The new channel launched in the US and Canada five months ago, under Oscar winner Spike Jonze, and already has two Emmy nominations for Gaycation and Women.
Kevin Sutcliffe, head of news programming for the EU for Vice News, believes traditional broadcasters are simply not providing the sort of programmes young adults want to see and supports the views of award-winning factual producer Liz Warner in her Bafta speech in May that traditional broadcasters are producing “risk averse, culturally bland programmes.”
The Viceland channel will concentrate on lifestyle, factual and entertainment and there will be plenty of sex and music. The plan is to take Viceland to 44 countries around the world.
Twitter, the archetypal online company has also been paying serious money to add live streaming of sport to its roster, and become a different sort of communications company.

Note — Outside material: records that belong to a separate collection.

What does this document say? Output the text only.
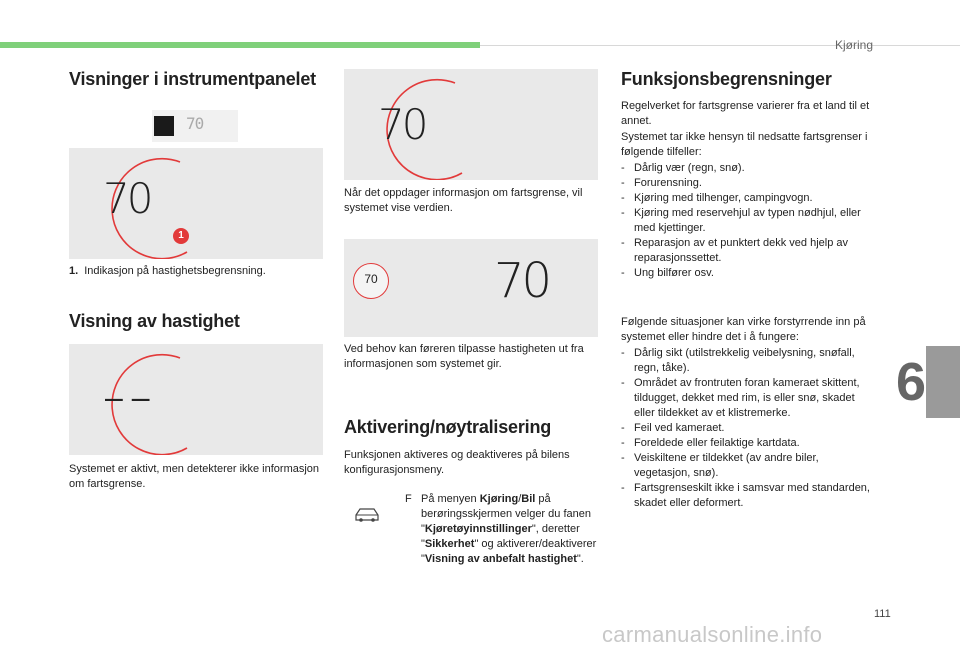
Kjøring
6
Visninger i instrumentpanelet
70
70
1
1. Indikasjon på hastighetsbegrensning.
Visning av hastighet
– –
Systemet er aktivt, men detekterer ikke informasjon om fartsgrense.
70
Når det oppdager informasjon om fartsgrense, vil systemet vise verdien.
70 70
Ved behov kan føreren tilpasse hastigheten ut fra informasjonen som systemet gir.
Aktivering/nøytralisering
Funksjonen aktiveres og deaktiveres på bilens konfigurasjonsmeny.
F På menyen Kjøring/Bil på berøringsskjermen velger du fanen "Kjøretøyinnstillinger", deretter "Sikkerhet" og aktiverer/deaktiverer "Visning av anbefalt hastighet".
Funksjonsbegrensninger
Regelverket for fartsgrense varierer fra et land til et annet.
Systemet tar ikke hensyn til nedsatte fartsgrenser i følgende tilfeller:
- Dårlig vær (regn, snø).
- Forurensning.
- Kjøring med tilhenger, campingvogn.
- Kjøring med reservehjul av typen nødhjul, eller med kjettinger.
- Reparasjon av et punktert dekk ved hjelp av reparasjonssettet.
- Ung bilfører osv.
Følgende situasjoner kan virke forstyrrende inn på systemet eller hindre det i å fungere:
- Dårlig sikt (utilstrekkelig veibelysning, snøfall, regn, tåke).
- Området av frontruten foran kameraet skittent, tildugget, dekket med rim, is eller snø, skadet eller tildekket av et klistremerke.
- Feil ved kameraet.
- Foreldede eller feilaktige kartdata.
- Veiskiltene er tildekket (av andre biler, vegetasjon, snø).
- Fartsgrenseskilt ikke i samsvar med standarden, skadet eller deformert.
111
carmanualsonline.info
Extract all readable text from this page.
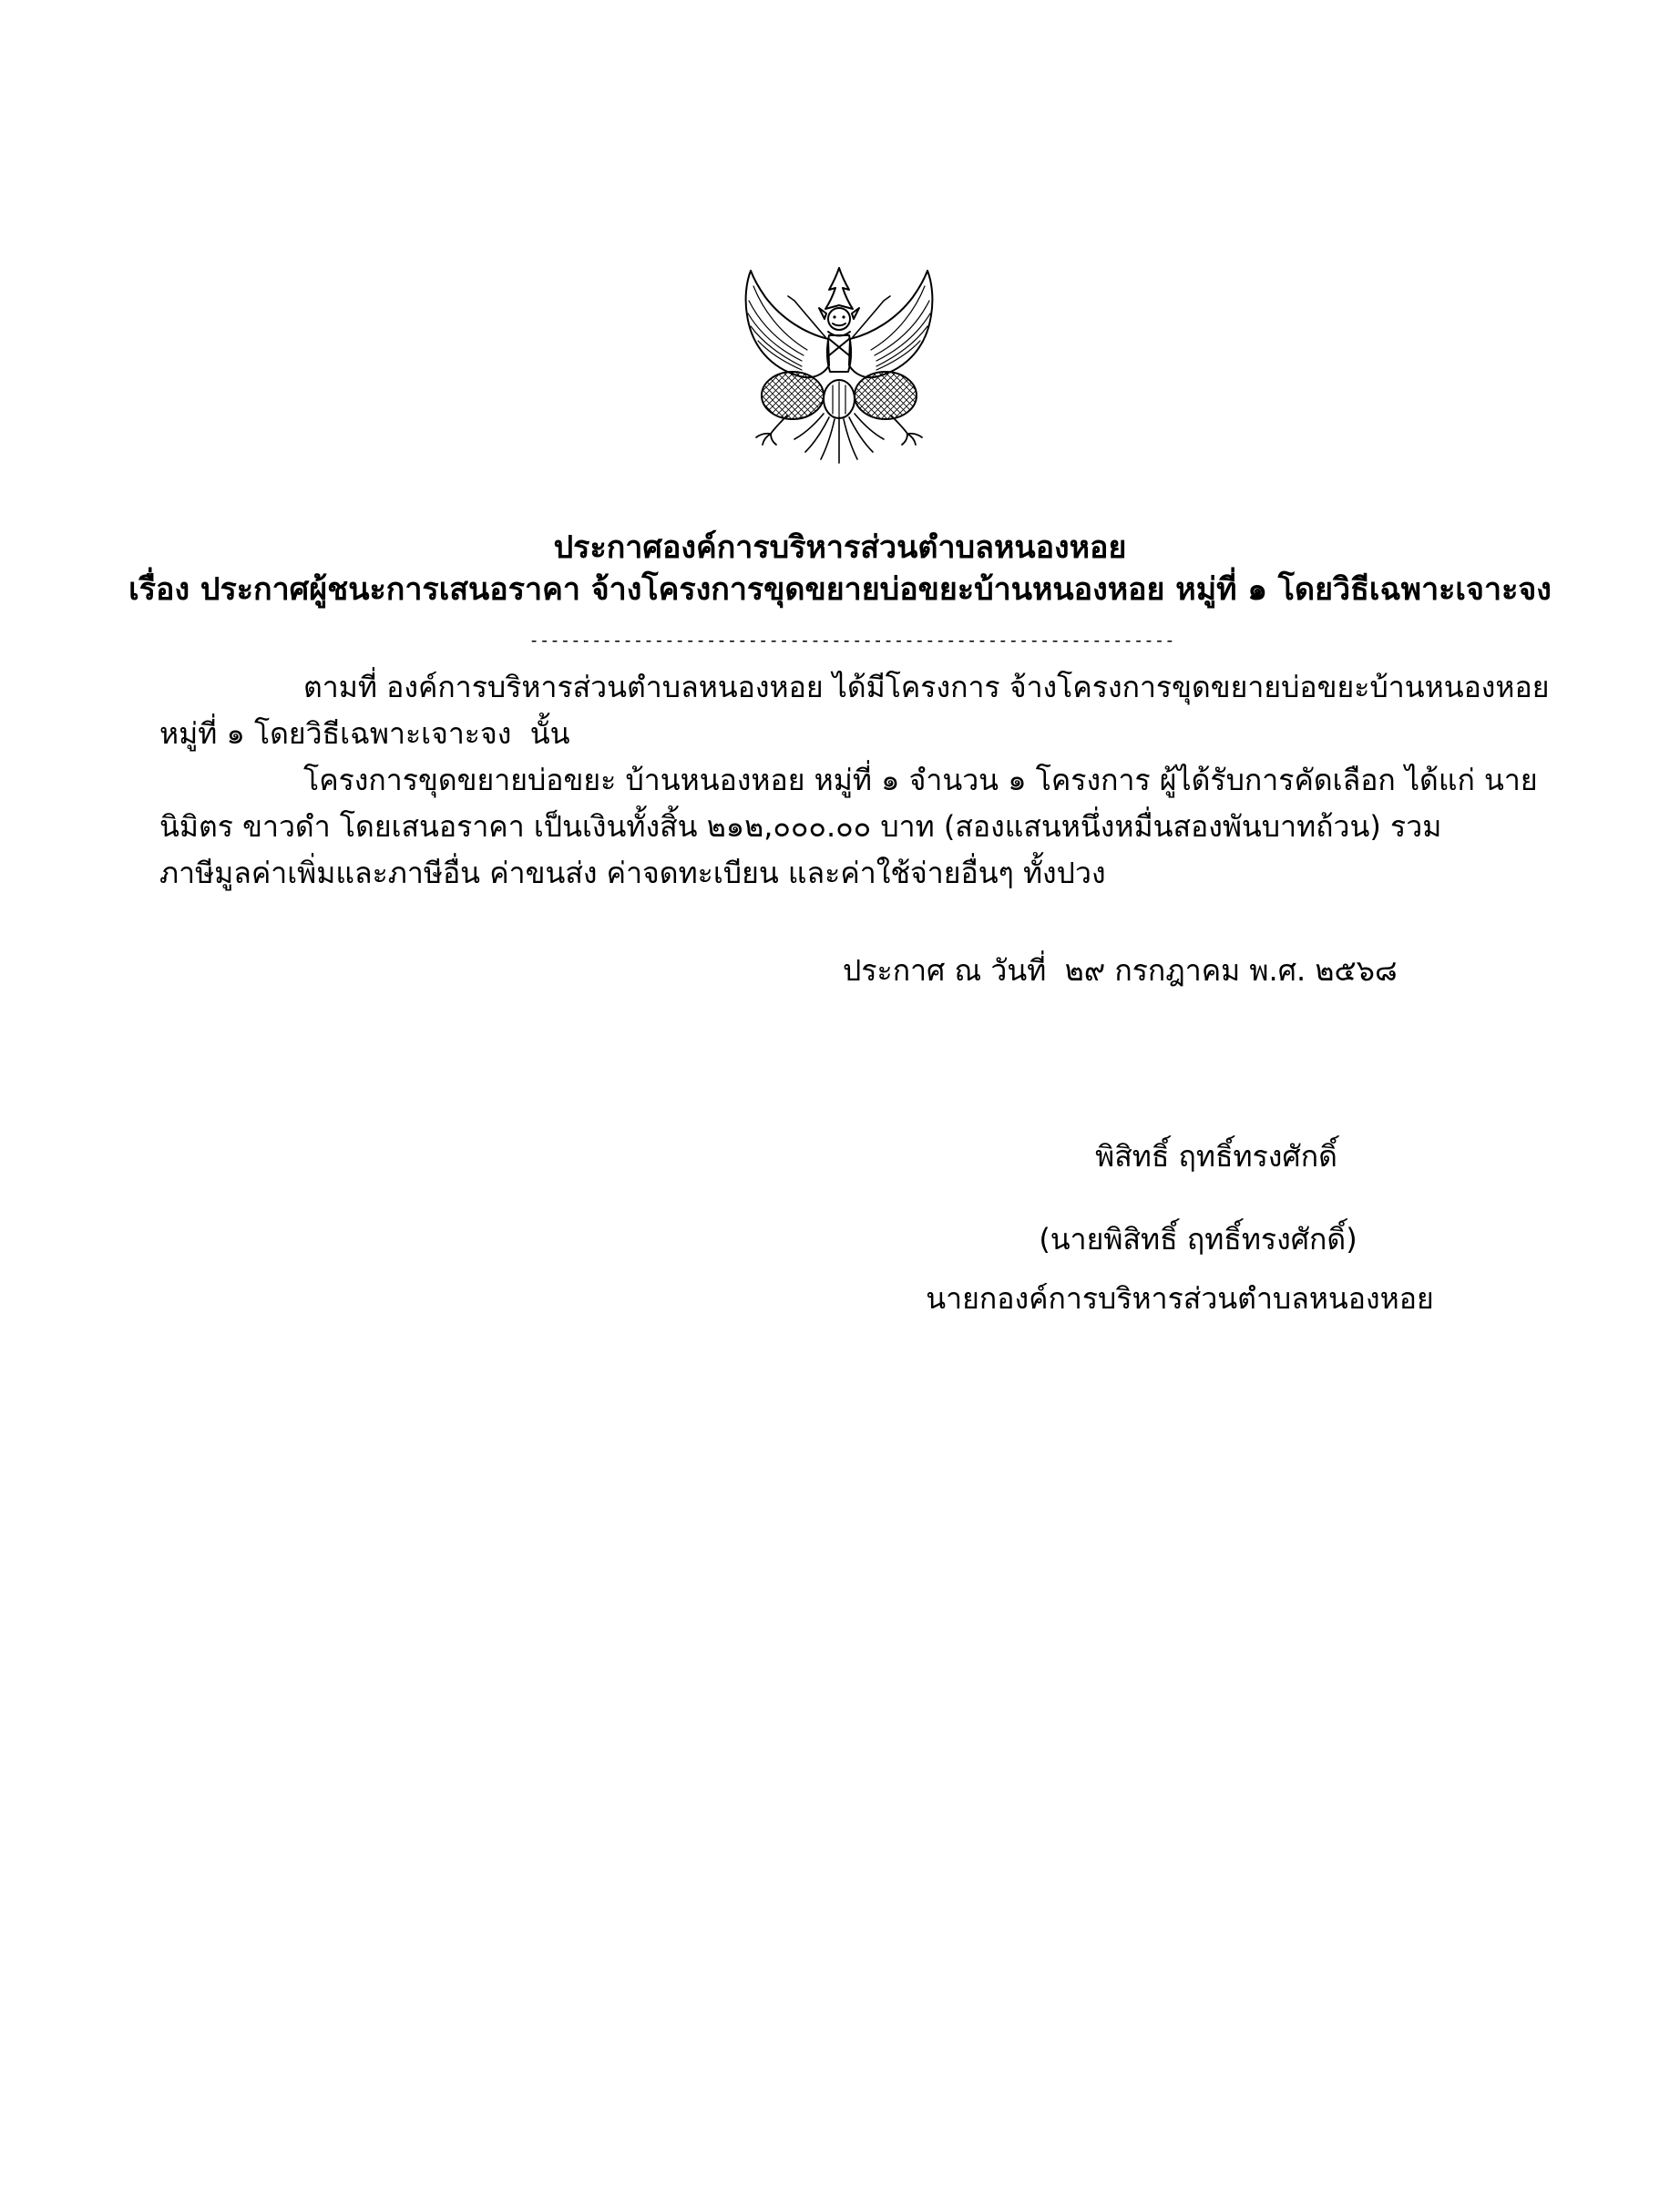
ประกาศองค์การบริหารส่วนตำบลหนองหอย
เรื่อง ประกาศผู้ชนะการเสนอราคา จ้างโครงการขุดขยายบ่อขยะบ้านหนองหอย หมู่ที่ ๑ โดยวิธีเฉพาะเจาะจง
--------------------------------------------------------------
ตามที่ องค์การบริหารส่วนตำบลหนองหอย ได้มีโครงการ จ้างโครงการขุดขยายบ่อขยะบ้านหนองหอย
หมู่ที่ ๑ โดยวิธีเฉพาะเจาะจง  นั้น
โครงการขุดขยายบ่อขยะ บ้านหนองหอย หมู่ที่ ๑ จำนวน ๑ โครงการ ผู้ได้รับการคัดเลือก ได้แก่ นาย
นิมิตร ขาวดำ โดยเสนอราคา เป็นเงินทั้งสิ้น ๒๑๒,๐๐๐.๐๐ บาท (สองแสนหนึ่งหมื่นสองพันบาทถ้วน) รวม
ภาษีมูลค่าเพิ่มและภาษีอื่น ค่าขนส่ง ค่าจดทะเบียน และค่าใช้จ่ายอื่นๆ ทั้งปวง
ประกาศ ณ วันที่  ๒๙ กรกฎาคม พ.ศ. ๒๕๖๘
พิสิทธิ์ ฤทธิ์ทรงศักดิ์
(นายพิสิทธิ์ ฤทธิ์ทรงศักดิ์)
นายกองค์การบริหารส่วนตำบลหนองหอย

Twitter paid USD$10 million to stream 10 American Football League (AFL) games starting next month and the San Francisco based company clearly has more ambitions in the space.

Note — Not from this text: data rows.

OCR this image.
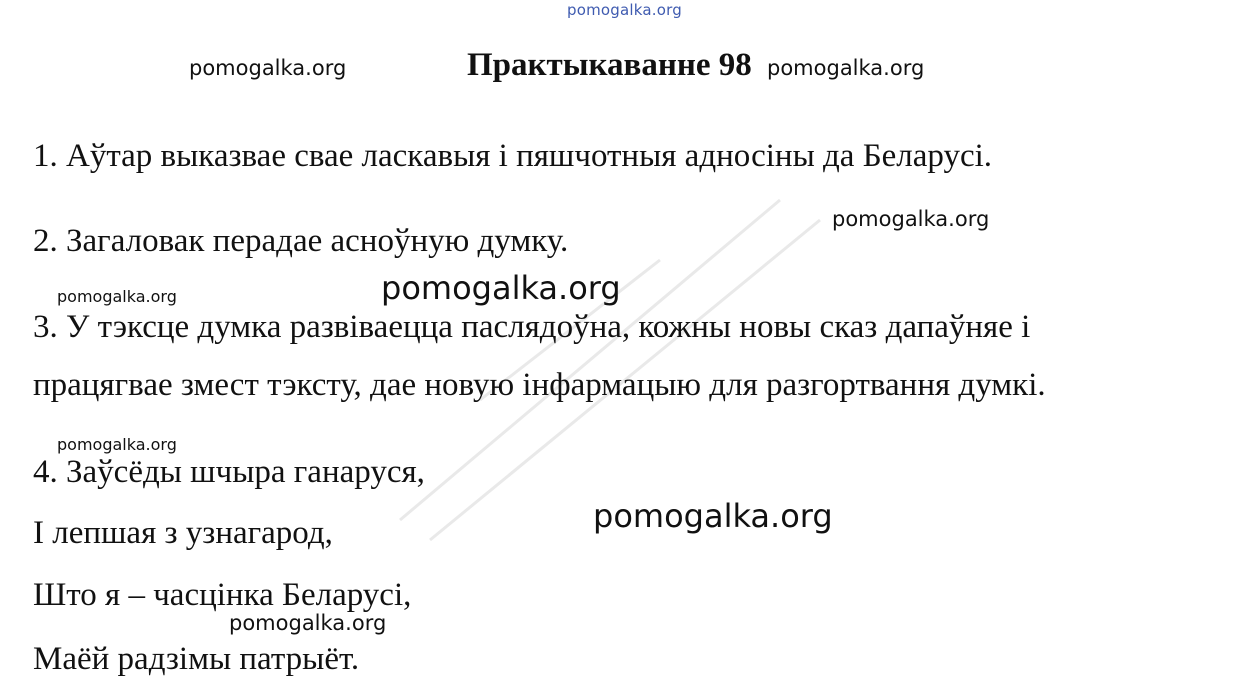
pomogalka.org
pomogalka.org	Практыкаванне 98 pomogalka.org
1. Аўтар выказвае свае ласкавыя і пяшчотныя адносіны да Беларусі.
pomogalka.org
2. Загаловак перадае асноўную думку.
pomogalka.org	pomogalka.org
3. У тэксце думка развіваецца паслядоўна, кожны новы сказ дапаўняе і
працягвае змест тэксту, дае новую інфармацыю для разгортвання думкі.
pomogalka.org
4. Заўсёды шчыра ганаруся,
pomogalka.org
І лепшая з узнагарод,
Што я – часцінка Беларусі,
pomogalka.org
Маёй радзімы патрыёт.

But according to the New York Times, Twitter wants the additional visibility that television can bring.
Technology reporter Mike Isaac says that Twitter is in talks with Apple TV to carry Twitter’s streaming app. Isaac predicts that Apple TV could enable Twitter to reach more than 1 million extra people with its sports streaming coverage.
The problem with Twitter is that millions of people have signed out and are no longer using the service. The hope is that offering more familiar material such as sport could bring back some of the missing millions.
Certainly news of the Apple TV talks lifted the Twitter share price.
They are all commendable examples of considerable agility – if not exactly in the Usain Bolt class.